Para ela, os produtos da biodiversidade da Amazônia podem ser explorados criando produtos de valor agregado para que a comunidade que trabalha sobre esses frutos tenha ganhos financeiros e, por consequência, criem interesse por proteger uma floresta, já que essa é quem fornece um cacau de alto valor. “Quando eu garanto que o meu cacau saiu da amazônia e foi produzido com responsabilidade e sustentabilidade ele se torna também mais lucrativo – hoje o mercado precisa comprovar que tem compromisso com a sociedade”, explica a pesquisadora. 

Rastreabilidade

Os Laboratórios Criativos da Amazônia foram desenvolvidos para otimizar a cadeia produtiva, usando a tecnologia em favor dos agricultores. O Lassu identificou que algumas dificuldades para que um controle de qualidade pudesse ser adotado na produção de chocolate e, por isso, a maioria dos agricultores não conseguia desenvolver uma agroindústria e ficavam restritos à produção de cacau. 

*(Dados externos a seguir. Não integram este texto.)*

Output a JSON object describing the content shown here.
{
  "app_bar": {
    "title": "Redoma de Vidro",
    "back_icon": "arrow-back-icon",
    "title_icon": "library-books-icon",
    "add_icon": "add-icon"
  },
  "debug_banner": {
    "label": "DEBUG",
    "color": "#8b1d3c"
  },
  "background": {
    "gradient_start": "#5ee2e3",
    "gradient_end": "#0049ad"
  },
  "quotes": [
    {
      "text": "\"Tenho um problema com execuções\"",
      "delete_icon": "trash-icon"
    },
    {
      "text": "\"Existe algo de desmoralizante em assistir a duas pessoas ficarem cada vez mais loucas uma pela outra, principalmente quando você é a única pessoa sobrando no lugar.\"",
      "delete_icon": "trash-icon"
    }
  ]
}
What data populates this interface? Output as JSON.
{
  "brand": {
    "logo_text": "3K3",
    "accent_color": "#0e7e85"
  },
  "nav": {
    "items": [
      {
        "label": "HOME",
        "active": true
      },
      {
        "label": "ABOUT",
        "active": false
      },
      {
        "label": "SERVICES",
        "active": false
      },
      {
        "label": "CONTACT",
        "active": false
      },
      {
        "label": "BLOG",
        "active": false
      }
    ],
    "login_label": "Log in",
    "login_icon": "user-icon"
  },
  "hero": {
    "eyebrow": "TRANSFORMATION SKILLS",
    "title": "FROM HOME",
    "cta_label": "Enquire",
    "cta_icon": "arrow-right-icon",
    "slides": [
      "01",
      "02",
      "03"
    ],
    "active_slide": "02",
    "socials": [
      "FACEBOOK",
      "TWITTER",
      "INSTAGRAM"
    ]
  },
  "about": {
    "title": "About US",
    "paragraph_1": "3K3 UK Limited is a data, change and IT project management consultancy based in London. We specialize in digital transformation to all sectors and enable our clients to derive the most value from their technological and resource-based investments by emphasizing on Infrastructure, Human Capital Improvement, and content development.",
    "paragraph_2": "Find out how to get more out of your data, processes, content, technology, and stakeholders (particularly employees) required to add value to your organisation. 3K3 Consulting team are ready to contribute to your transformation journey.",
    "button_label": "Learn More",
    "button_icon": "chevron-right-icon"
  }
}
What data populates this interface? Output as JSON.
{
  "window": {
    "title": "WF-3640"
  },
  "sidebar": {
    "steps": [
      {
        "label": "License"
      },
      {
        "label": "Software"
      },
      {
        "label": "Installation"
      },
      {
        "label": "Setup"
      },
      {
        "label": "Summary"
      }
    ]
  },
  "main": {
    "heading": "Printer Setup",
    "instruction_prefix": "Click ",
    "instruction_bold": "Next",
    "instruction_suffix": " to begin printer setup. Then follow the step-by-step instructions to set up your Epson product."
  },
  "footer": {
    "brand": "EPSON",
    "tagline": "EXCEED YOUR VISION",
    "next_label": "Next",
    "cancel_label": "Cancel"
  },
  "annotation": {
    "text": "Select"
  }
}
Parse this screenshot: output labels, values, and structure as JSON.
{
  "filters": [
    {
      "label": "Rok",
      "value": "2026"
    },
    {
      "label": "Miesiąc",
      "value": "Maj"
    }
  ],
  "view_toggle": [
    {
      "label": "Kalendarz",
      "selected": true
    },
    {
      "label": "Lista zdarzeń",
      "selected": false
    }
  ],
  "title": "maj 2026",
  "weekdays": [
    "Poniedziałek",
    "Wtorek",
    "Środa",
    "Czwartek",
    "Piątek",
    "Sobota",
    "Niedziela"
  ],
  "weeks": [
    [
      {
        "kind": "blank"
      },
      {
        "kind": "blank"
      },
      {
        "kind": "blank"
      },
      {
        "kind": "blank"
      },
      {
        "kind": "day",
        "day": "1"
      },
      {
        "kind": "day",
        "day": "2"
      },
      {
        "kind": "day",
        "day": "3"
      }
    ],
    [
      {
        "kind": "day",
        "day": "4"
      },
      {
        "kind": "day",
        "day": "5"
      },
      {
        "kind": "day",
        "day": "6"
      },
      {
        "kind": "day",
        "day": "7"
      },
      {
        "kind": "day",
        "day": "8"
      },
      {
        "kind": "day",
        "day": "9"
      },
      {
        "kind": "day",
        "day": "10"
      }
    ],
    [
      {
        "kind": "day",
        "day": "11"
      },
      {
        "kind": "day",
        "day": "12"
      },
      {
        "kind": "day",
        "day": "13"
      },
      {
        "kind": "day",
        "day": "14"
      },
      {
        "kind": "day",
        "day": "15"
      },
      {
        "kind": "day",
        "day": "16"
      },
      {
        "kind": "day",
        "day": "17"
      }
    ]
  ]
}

Para produzir derivados de cacau com valor agregado era preciso, primeiro, ter um fornecimento de eletricidade seguro e sem quedas, como é comum em áreas rurais. Obedecendo a premissa do laboratório, os pesquisadores optaram pela instalação de uma usina solar no laboratório. A partir daí, o sistema IOT foi desenvolvido, com sensores para monitorar a qualidade da água, temperatura dos fornos e variáveis capazes de interferir na qualidade da produção. A cadeia é toda automatizada e a conexão dos sistemas é via 5G.

Toda a operação de produção de chocolate é registrada por blockchain. Por isso é possível saber por onde esse cacau passou e garantir, assim, a rastreabilidade do chocolate. “Quando eu falo estou vendendo um chocolate que foi integralmente produzido na Amazônia eu tenho valor agregado”, defende Carvalho.

Sustentabilidade

O Lassu montou um protótipo dos Laboratórios que está circulando entre quatro comunidades do Pará, todas já trabalhavam com cacau. “O resultado esperado é geração de renda local, aproveitamento de todos os resíduos, a utilização de energia limpa, garantia de rastreabilidade e o uso de tecnologias digitais de ponta para incrementar a cadeia produtiva”, explica a pesquisadora, que ainda ressaltou a importância de que todos os envolvidos ganhem financeiramente com o desenvolvimento do laboratório. 

A ideia é fazer a distribuição equitativa de ganhos pela produção nas biofábricas – que foram desenvolvidas com o formato inspirado em ocas, para a melhor distribuição da temperatura, o que é imprescindível para a produção de chocolate de qualidade. 

“Também estamos seguindo os Objetivos de Desenvolvimento Sustentável (ODS) da Onu e os princípios da economia circular, incentivando o lixo zero e a utilização de tudo o que se está sendo produzido”, se orgulha a coordenadora do projeto. Em relação às biofábricas a expectativa é que em dois anos as quatro estejam instaladas nas comunidades – assim que o protótipo for aprovado. 

O público reuniu interessados por assuntos que envolvam sustentabilidade e Indústria 4.0, além de estudantes e ex-alunos da Usp, é o caso do especialista em tecnologia Lucas Wang, que conheceu a coordenadora do projeto ainda na Universidade. “Falar sobre sustentabilidade é um caminho sem volta, dependemos da tecnologia para avançar nesse tema”, assume Wang. “Precisamos da tecnologia para conseguir escalar essas demandas, não temos como lutar contra as demandas mundiais – e a sustentabilidade é uma delas”, continua.